Kiran-G1 commented 6 years ago

No. Flintrock continuously trying to reach. Thank you so much for replying Nick.

nchammas commented 6 years ago

Are you able to manually SSH from the same host where you are running Flintrock to any node in the same VPC where you are trying to launch a cluster (doesn't have to be Flintrock-related)?

Kiran-G1 commented 6 years ago

Yes, I can manually SSH into the nodes created by console. Also, I tried manually logging into the nodes created by Flintrock since they appeared running in the console. But, still facing timeout issue.

Kiran-G1 commented 6 years ago

and they're in the same VPC

nchammas commented 6 years ago

What do the security group rules look like for the Flintrock cluster you are trying to SSH into vs. the other non-Flintrock node that you are successfully able to SSH into?

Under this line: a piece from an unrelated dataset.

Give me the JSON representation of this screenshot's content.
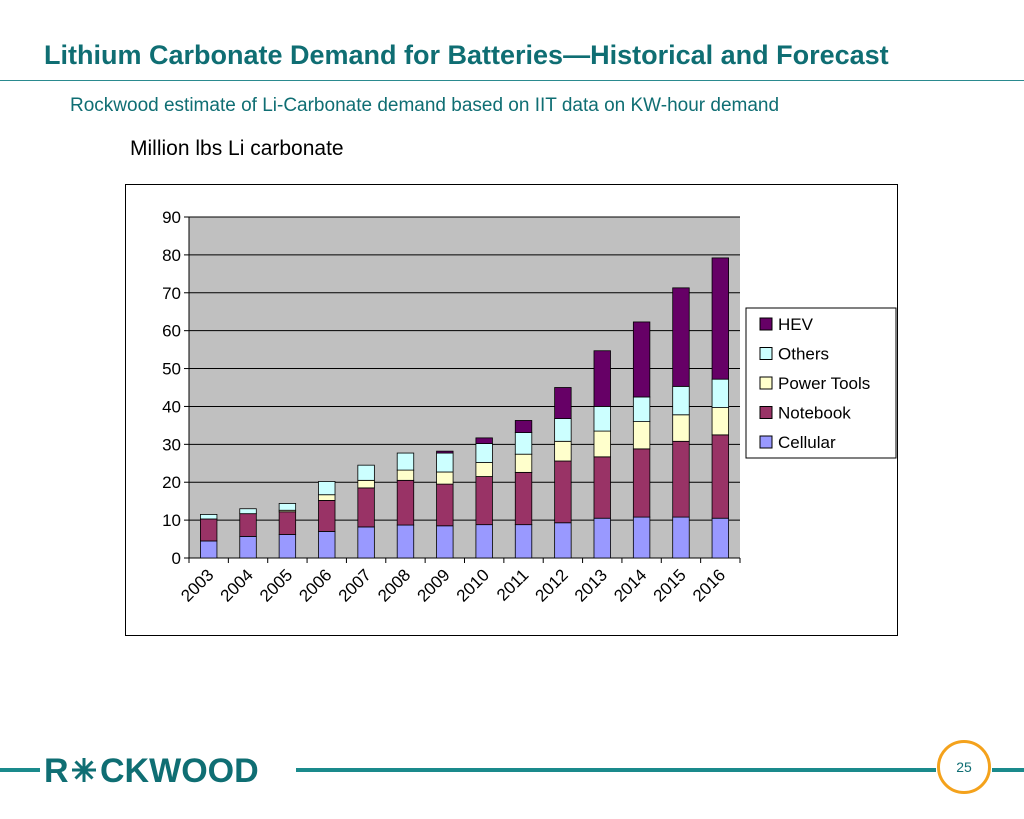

The continuous timeouts suggest an issue with the security group rules, but if you can reach other instances in the same VPC then I'm not sure what the cause could be.

Kiran-G1 commented 6 years ago

They all under the same VPC-ID. Checking each and every line of SSH.py but was not able figure out anything

nchammas commented 6 years ago

I'm still looking for answer to this question:

What do the security group rules look like for the Flintrock cluster you are trying to SSH into vs. the other non-Flintrock node that you are successfully able to SSH into?

If it isn't clear, security group rules are assigned per instance, so being in the same VPC doesn't say anything about whether the inbound access rules are the same for two different instances.

Kiran-G1 commented 6 years ago

Issure resolved when I deleted all the security groups and VPCs.